In functional groups like amines and amides, the nitrogen atom’s electronegativity determines how the group reacts. Amines are basic because the lone pair on nitrogen is available to accept a proton. The higher the electronegativity, the tighter the hold on that lone pair—which makes a given amine less basic than you might expect from its structure alone.

Bond Type Electronegativity Difference Bond Polarity
N–H 0.84 Polar, with δ- on N, δ+ on H
C–N 0.49 Moderately polar, δ- on N
N–O 0.40 (in N–O; oxygen is more electronegative) Polar, with δ- on O

These polarities affect boiling points, solubility, and even how drugs interact with receptors in your body. A molecule’s polarity often traces back to the electronegativity of the atoms involved.

The Bottom Line

Nitrogen’s electronegativity of 3.04 on the Pauling scale makes it a strong electron attractor—stronger than carbon or hydrogen, but weaker than oxygen and fluorine. This value explains polar bonds in everything from amino acids to ammonia, and it places nitrogen near the top of the electronegativity rankings among nonmetals.
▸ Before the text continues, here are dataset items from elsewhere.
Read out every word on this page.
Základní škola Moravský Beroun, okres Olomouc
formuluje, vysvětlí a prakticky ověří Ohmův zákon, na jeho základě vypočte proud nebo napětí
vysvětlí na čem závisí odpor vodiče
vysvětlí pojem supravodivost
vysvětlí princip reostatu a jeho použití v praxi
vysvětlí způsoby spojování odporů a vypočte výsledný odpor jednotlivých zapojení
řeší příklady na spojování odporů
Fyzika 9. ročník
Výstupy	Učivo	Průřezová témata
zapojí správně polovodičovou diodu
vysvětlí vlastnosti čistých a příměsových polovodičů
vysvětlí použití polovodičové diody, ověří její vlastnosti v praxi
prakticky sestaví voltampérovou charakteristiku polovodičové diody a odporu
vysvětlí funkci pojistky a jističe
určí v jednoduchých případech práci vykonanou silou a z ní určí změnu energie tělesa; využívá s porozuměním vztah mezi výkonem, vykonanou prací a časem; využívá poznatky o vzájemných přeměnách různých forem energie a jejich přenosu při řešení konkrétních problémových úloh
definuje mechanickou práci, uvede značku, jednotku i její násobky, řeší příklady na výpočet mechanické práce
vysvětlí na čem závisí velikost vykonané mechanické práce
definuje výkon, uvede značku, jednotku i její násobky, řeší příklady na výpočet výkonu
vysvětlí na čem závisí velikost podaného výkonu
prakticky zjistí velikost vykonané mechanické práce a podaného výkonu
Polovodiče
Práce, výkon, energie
If you are studying organic chemistry or biochemistry, memorize the trend more than the exact number: fluorine, oxygen, chlorine, nitrogen—then carbon and hydrogen lag behind. For your next exam, compare nitrogen’s value to the element bonded to it, and you will predict bond polarity correctly every time. Your textbook or a periodic table from a trusted source like PubChem can confirm the number whenever you need a refresher.